What you're more likely to feel is the new MC Sport Shift Auto gearbox with its new, longer Trofeo-esque paddles mounted to the steering column. Tweaked to make better use of the rev-range of the 4.7-litre V8 - it revs 500rpm higher than the standard GranCabrio - the revised 'box is 50 per cent faster to swap gears in Sport mode and holds gears in manual even when it reaches the rev-limiter. Which is nice, because it allows you to play tunes with the engine note, just slightly more extraordinary than the standard GranCabrio, thanks to a more vocal exhaust - the sexy one featuring black oval tips.
There are a few styling tweak-ettes too - not much, you understand - just enough to gain the upper hand in the GranCabrio debate. So you get little aero-dividing winglets on the edges of the front bumper, some bespoke side-skirting, black-backed headlights and a black grille. It remains a properly pretty car, even with the roof up. A canvas roof that can be stowed or retracted up to 20mph, although you'd best have some space, because it takes a glacial 28secs.
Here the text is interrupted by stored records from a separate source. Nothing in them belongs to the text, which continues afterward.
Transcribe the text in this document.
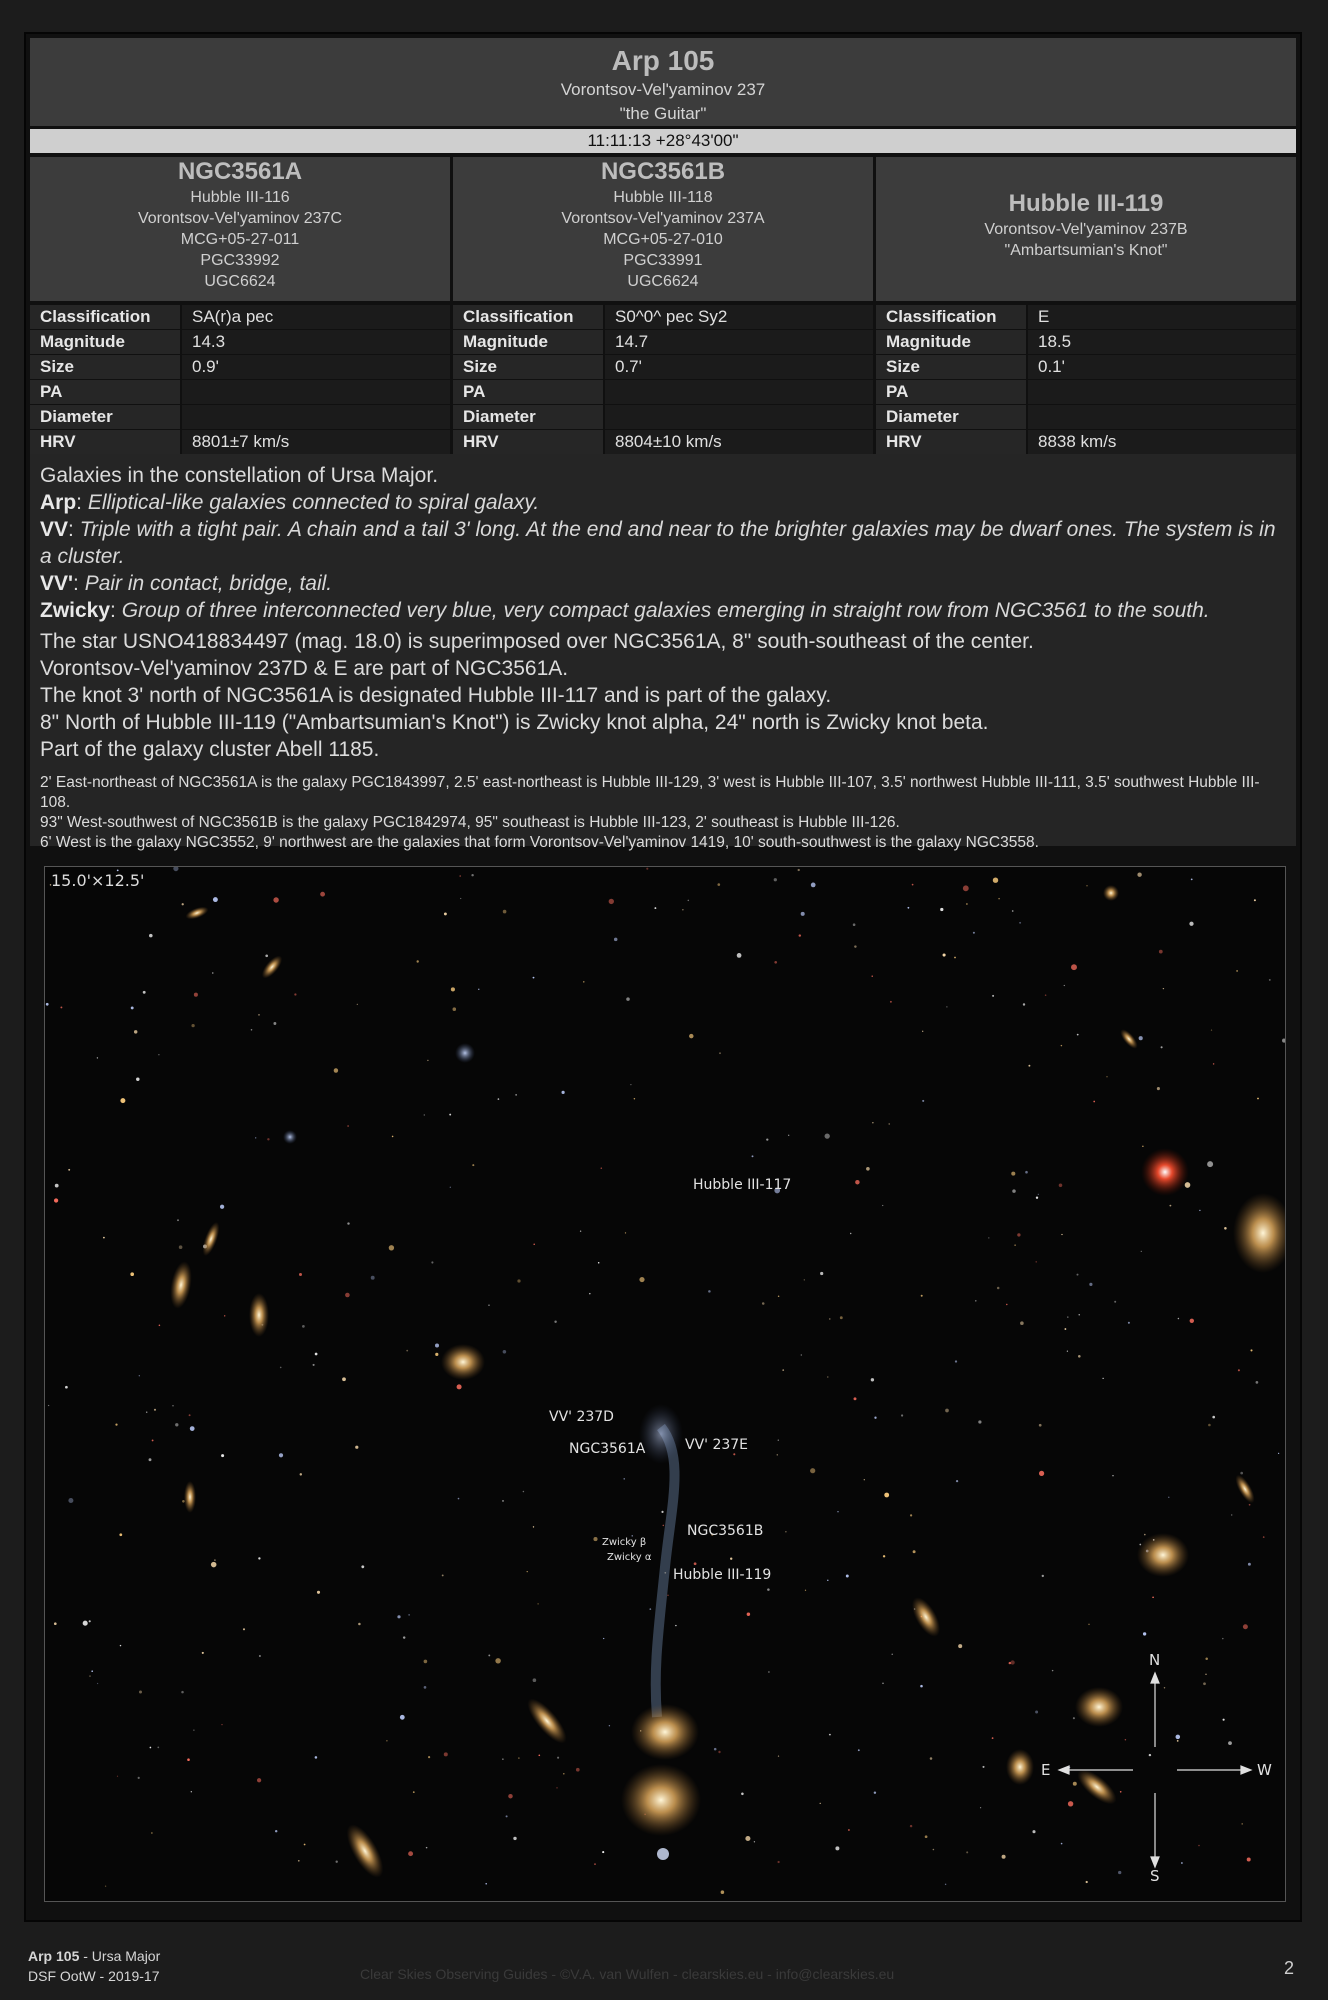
Arp 105
Vorontsov-Vel'yaminov 237
"the Guitar"
11:11:13 +28°43'00"
NGC3561A
Hubble III-116
Vorontsov-Vel'yaminov 237C
MCG+05-27-011
PGC33992
UGC6624
NGC3561B
Hubble III-118
Vorontsov-Vel'yaminov 237A
MCG+05-27-010
PGC33991
UGC6624
Hubble III-119
Vorontsov-Vel'yaminov 237B
"Ambartsumian's Knot"
Classification	SA(r)a pec
Magnitude	14.3
Size	0.9'
PA
Diameter
HRV	8801±7 km/s
Classification	S0^0^ pec Sy2
Magnitude	14.7
Size	0.7'
PA
Diameter
HRV	8804±10 km/s
Classification	E
Magnitude	18.5
Size	0.1'
PA
Diameter
HRV	8838 km/s
Galaxies in the constellation of Ursa Major.
Arp: Elliptical-like galaxies connected to spiral galaxy.
VV: Triple with a tight pair. A chain and a tail 3' long. At the end and near to the brighter galaxies may be dwarf ones. The system is in a cluster.
VV': Pair in contact, bridge, tail.
Zwicky: Group of three interconnected very blue, very compact galaxies emerging in straight row from NGC3561 to the south.
The star USNO418834497 (mag. 18.0) is superimposed over NGC3561A, 8" south-southeast of the center.
Vorontsov-Vel'yaminov 237D & E are part of NGC3561A.
The knot 3' north of NGC3561A is designated Hubble III-117 and is part of the galaxy.
8" North of Hubble III-119 ("Ambartsumian's Knot") is Zwicky knot alpha, 24" north is Zwicky knot beta.
Part of the galaxy cluster Abell 1185.
2' East-northeast of NGC3561A is the galaxy PGC1843997, 2.5' east-northeast is Hubble III-129, 3' west is Hubble III-107, 3.5' northwest Hubble III-111, 3.5' southwest Hubble III-108.
93" West-southwest of NGC3561B is the galaxy PGC1842974, 95" southeast is Hubble III-123, 2' southeast is Hubble III-126.
6' West is the galaxy NGC3552, 9' northwest are the galaxies that form Vorontsov-Vel'yaminov 1419, 10' south-southwest is the galaxy NGC3558.
15.0'×12.5'
Hubble III-117
VV' 237D
NGC3561A	VV' 237E
NGC3561B
Zwicky β
Zwicky α
Hubble III-119
N
E	W
S
Arp 105 - Ursa Major
DSF OotW - 2019-17	Clear Skies Observing Guides - ©V.A. van Wulfen - clearskies.eu - info@clearskies.eu	2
Is it better than a standard GranCabrio? Yes. A bit. The gearbox is still a torque-converted automatic, so is able to diffidently wander around being all plush and comforting, and the suspension is firm but not back-breaking. It's a fabulous posing car. Go faster, and the cracks start to appear: it feels massively heavy, and in its pursuit of relaxed sportiness Maserati has inexplicably given the brake pedal a weird couple of inches of squishy nothing at the top of its travel, which is intensely annoying in the Sport version. When you finally get through the initial wool, the brakes are effective and progressive, but it still makes the GranCabrio Sport a little too fond of the odd lurch into a corner, unhelpfully shoved along by the car's general lard.
So the ‘Sport' part is a bit of a misnomer, and if you want a proper driving tool, you'd be better off with an Audi R8 cab. But the GranCabrio Sport only costs around £4,300-ish more than the standard car, and the exhaust and gearbox tweaks are probably worth that alone. So TG recommends the Maserati GranCabrio Sport as a pretty, rapid, awesomely noisy convertible. Just don't expect it to rewrite the rules of physics.